Current known ML software issues

This page lists current known issues and workarounds, if any, for machine learning software at NERSC

Issues on Perlmutter

  • Some Nvidia ngc containers might not properly enter compatibility mode when running with shifter. To ensure correct behavior in ngc deep learning containers, you might need to wrap your commands inside the container with bash to ensure the compatibility check is set up properly. For example, the line

    srun shifter python

    would change to

    srun shifter bash -c 'python'

    Alternately, you can put your code inside a bash script and just run the bash script with shifter.

  • Conda-installed pytorch comes with an older version of NCCL (\<2.8) that is incompatible with an InfiniBand setting on Perlmutter NICs, so multi-node distributed trainings with a nccl backend will hang.

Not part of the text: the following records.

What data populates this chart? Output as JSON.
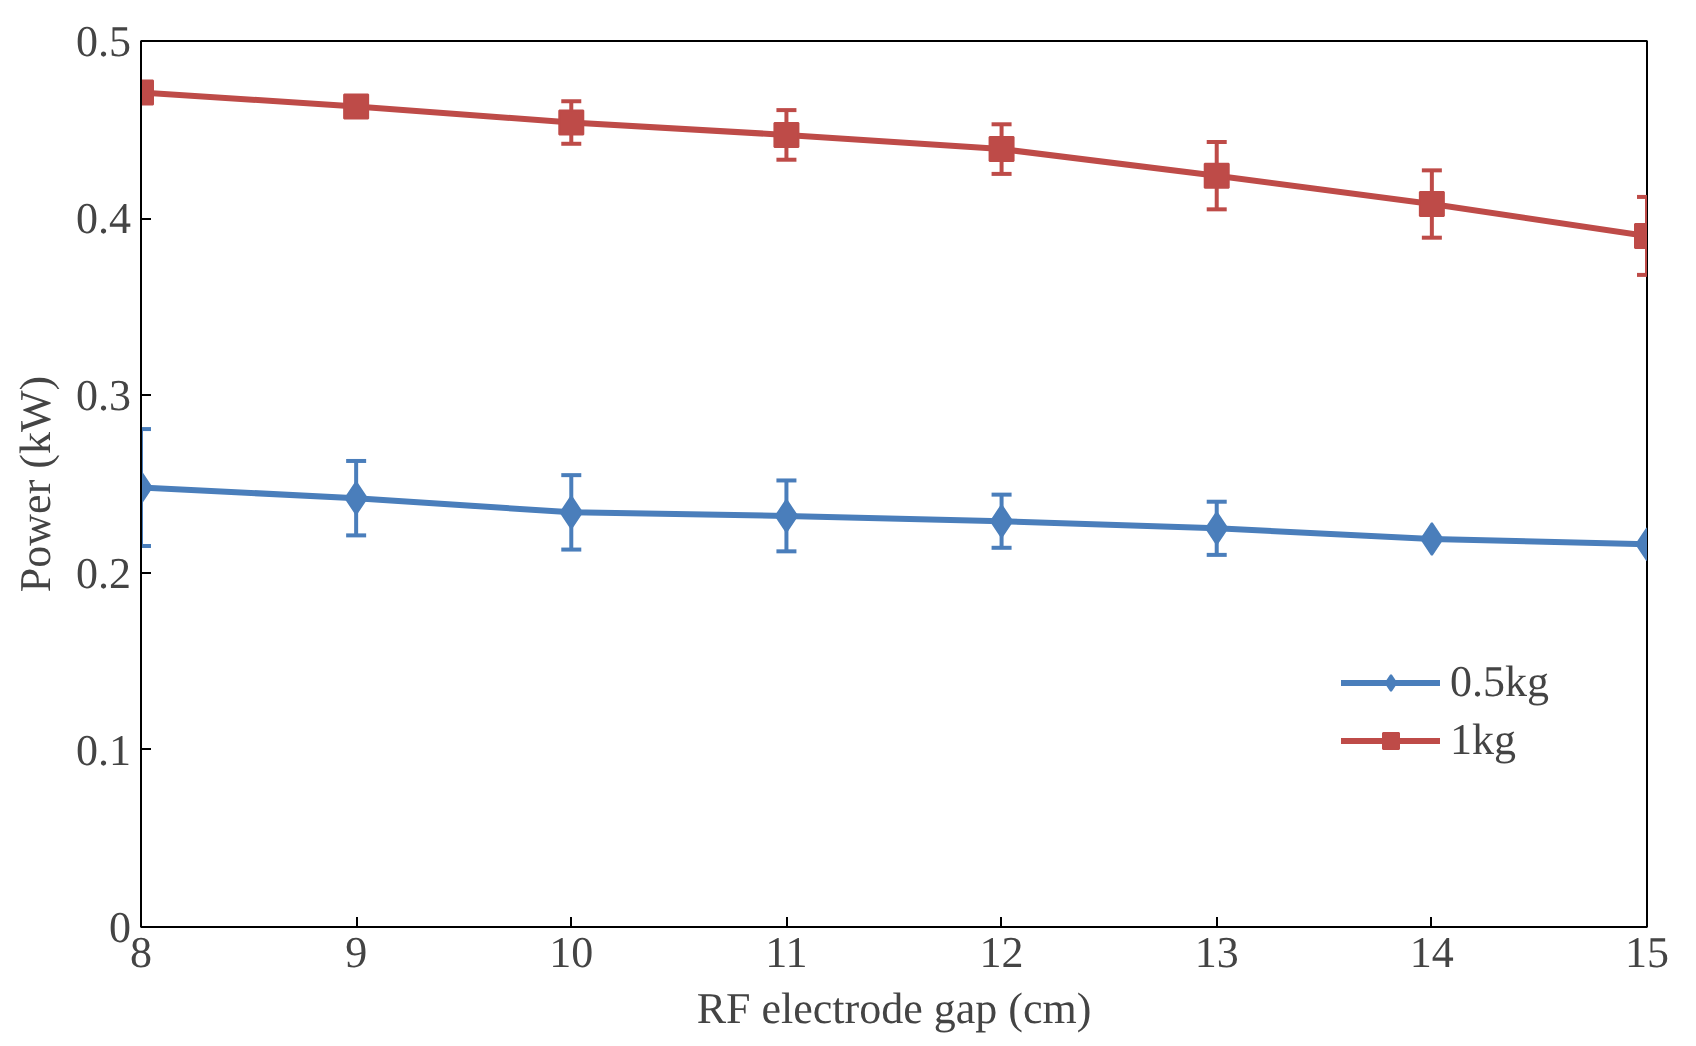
{
  "chart_data": {
    "type": "line",
    "xlabel": "RF electrode gap (cm)",
    "ylabel": "Power (kW)",
    "x": [
      8,
      9,
      10,
      11,
      12,
      13,
      14,
      15
    ],
    "xlim": [
      8,
      15
    ],
    "xticks": [
      8,
      9,
      10,
      11,
      12,
      13,
      14,
      15
    ],
    "ylim": [
      0,
      0.5
    ],
    "yticks": [
      0,
      0.1,
      0.2,
      0.3,
      0.4,
      0.5
    ],
    "grid": false,
    "legend": "right",
    "line_style": "solid",
    "series": [
      {
        "name": "0.5kg",
        "color": "#4a7ebb",
        "marker": "diamond",
        "values": [
          0.248,
          0.242,
          0.234,
          0.232,
          0.229,
          0.225,
          0.219,
          0.216
        ],
        "errors": [
          0.033,
          0.021,
          0.021,
          0.02,
          0.015,
          0.015,
          null,
          null
        ]
      },
      {
        "name": "1kg",
        "color": "#be4b48",
        "marker": "square",
        "values": [
          0.471,
          0.463,
          0.454,
          0.447,
          0.439,
          0.424,
          0.408,
          0.39
        ],
        "errors": [
          null,
          null,
          0.012,
          0.014,
          0.014,
          0.019,
          0.019,
          0.022
        ]
      }
    ]
  }
}
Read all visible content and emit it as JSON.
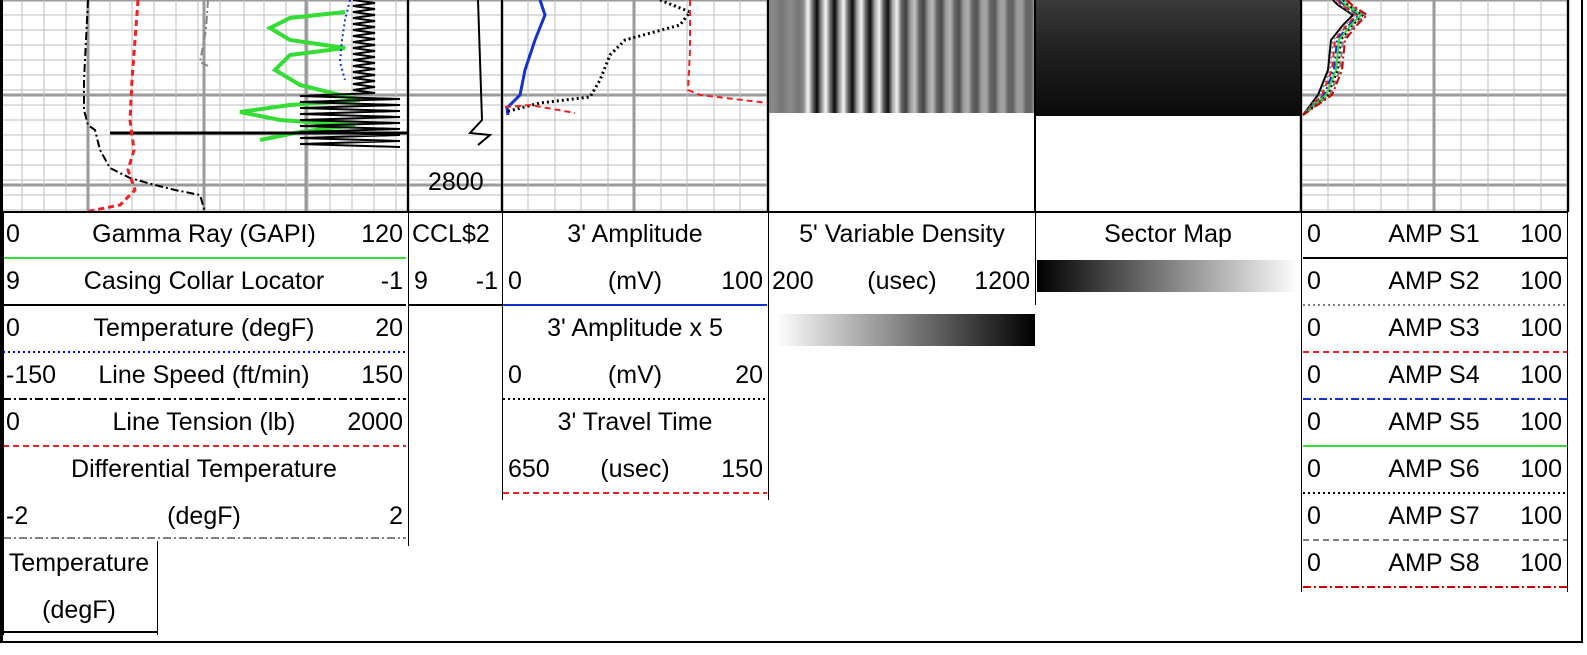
{
  "depth_label": "2800",
  "tracks": {
    "track1": [
      {
        "name": "Gamma Ray (GAPI)",
        "left": "0",
        "right": "120",
        "color": "#33dd33",
        "style": "solid"
      },
      {
        "name": "Casing Collar Locator",
        "left": "9",
        "right": "-1",
        "color": "#000000",
        "style": "solid"
      },
      {
        "name": "Temperature (degF)",
        "left": "0",
        "right": "20",
        "color": "#0000cc",
        "style": "dotted"
      },
      {
        "name": "Line Speed (ft/min)",
        "left": "-150",
        "right": "150",
        "color": "#000000",
        "style": "dashdot"
      },
      {
        "name": "Line Tension (lb)",
        "left": "0",
        "right": "2000",
        "color": "#ee2222",
        "style": "dashed"
      },
      {
        "name": "Differential Temperature",
        "unit": "(degF)",
        "left": "-2",
        "right": "2",
        "color": "#808080",
        "style": "dashdot"
      },
      {
        "name": "Temperature",
        "unit": "(degF)",
        "color": "#000000",
        "style": "solid"
      }
    ],
    "track2": [
      {
        "name": "CCL$2",
        "left": "9",
        "right": "-1",
        "color": "#000000",
        "style": "solid"
      }
    ],
    "track3": [
      {
        "name": "3' Amplitude",
        "unit": "(mV)",
        "left": "0",
        "right": "100",
        "color": "#1133cc",
        "style": "solid"
      },
      {
        "name": "3' Amplitude x 5",
        "unit": "(mV)",
        "left": "0",
        "right": "20",
        "color": "#000000",
        "style": "dotted"
      },
      {
        "name": "3' Travel Time",
        "unit": "(usec)",
        "left": "650",
        "right": "150",
        "color": "#ee2222",
        "style": "dashed"
      }
    ],
    "track4": [
      {
        "name": "5' Variable Density",
        "unit": "(usec)",
        "left": "200",
        "right": "1200"
      }
    ],
    "track5": [
      {
        "name": "Sector Map"
      }
    ],
    "track6": [
      {
        "name": "AMP S1",
        "left": "0",
        "right": "100",
        "color": "#000000",
        "style": "solid"
      },
      {
        "name": "AMP S2",
        "left": "0",
        "right": "100",
        "color": "#808080",
        "style": "dotted"
      },
      {
        "name": "AMP S3",
        "left": "0",
        "right": "100",
        "color": "#ee2222",
        "style": "dashed"
      },
      {
        "name": "AMP S4",
        "left": "0",
        "right": "100",
        "color": "#1133cc",
        "style": "dashdot"
      },
      {
        "name": "AMP S5",
        "left": "0",
        "right": "100",
        "color": "#33dd33",
        "style": "solid"
      },
      {
        "name": "AMP S6",
        "left": "0",
        "right": "100",
        "color": "#000000",
        "style": "dotted"
      },
      {
        "name": "AMP S7",
        "left": "0",
        "right": "100",
        "color": "#808080",
        "style": "dashed"
      },
      {
        "name": "AMP S8",
        "left": "0",
        "right": "100",
        "color": "#cc0000",
        "style": "dashdot"
      }
    ]
  },
  "chart_data": {
    "type": "line",
    "title": "",
    "depth_tick": 2800,
    "series": [
      {
        "name": "Gamma Ray (GAPI)",
        "values": [
          80,
          65,
          80,
          60,
          82,
          58,
          80,
          42,
          60,
          35,
          55
        ]
      },
      {
        "name": "Casing Collar Locator",
        "values": [
          3.5,
          4,
          3.2,
          4.5,
          3,
          5,
          2.5,
          6,
          -1,
          9,
          4
        ]
      },
      {
        "name": "Line Tension (lb)",
        "values": [
          820,
          830,
          840,
          835,
          845,
          840,
          835,
          830,
          850,
          840,
          800
        ]
      },
      {
        "name": "Line Speed (ft/min)",
        "values": [
          -120,
          -118,
          -118,
          -117,
          -116,
          -115,
          -114,
          -110,
          -100,
          -80,
          -70
        ]
      },
      {
        "name": "3' Amplitude",
        "values": [
          20,
          18,
          16,
          12,
          6,
          3,
          2
        ]
      },
      {
        "name": "3' Amplitude x 5",
        "values": [
          14,
          12,
          7,
          5,
          2,
          1
        ]
      },
      {
        "name": "3' Travel Time",
        "values": [
          296,
          294,
          296,
          150,
          140,
          200
        ]
      }
    ]
  }
}
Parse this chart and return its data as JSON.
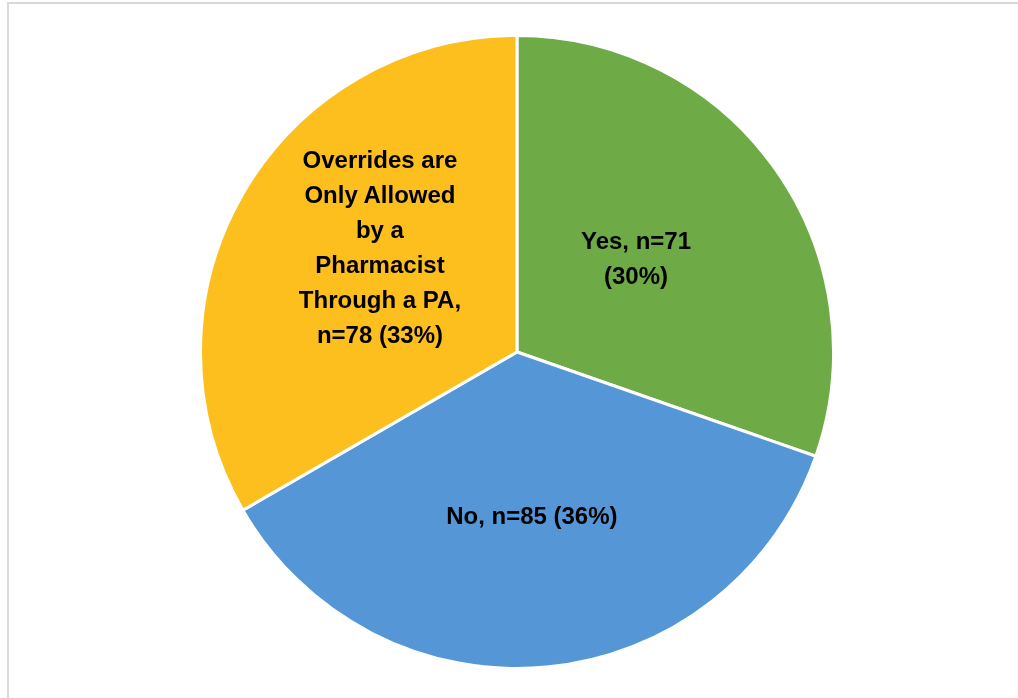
{
  "chart_data": {
    "type": "pie",
    "categories": [
      "Yes, n=71 (30%)",
      "No, n=85 (36%)",
      "Overrides are Only Allowed by a Pharmacist Through a PA, n=78 (33%)"
    ],
    "values": [
      71,
      85,
      78
    ],
    "colors": [
      "#6eab46",
      "#5597d6",
      "#fcbf1e"
    ]
  }
}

There are a number of possible workarounds:

    • Use one of our pytorch modules (version 1.9.0 or later), which are built from source with NCCL 2.9.8
    • Use a container with pytorch and a version of NCCL>=2.8. The Nvidia ngc deep learning containers have many versions available, and are optimized for Nvidia GPUs.
    • Set the environment variable export NCCL_IB_DISABLE=1 before running your training. This will disable collective communications over InfiniBand, so will incur a performance hit.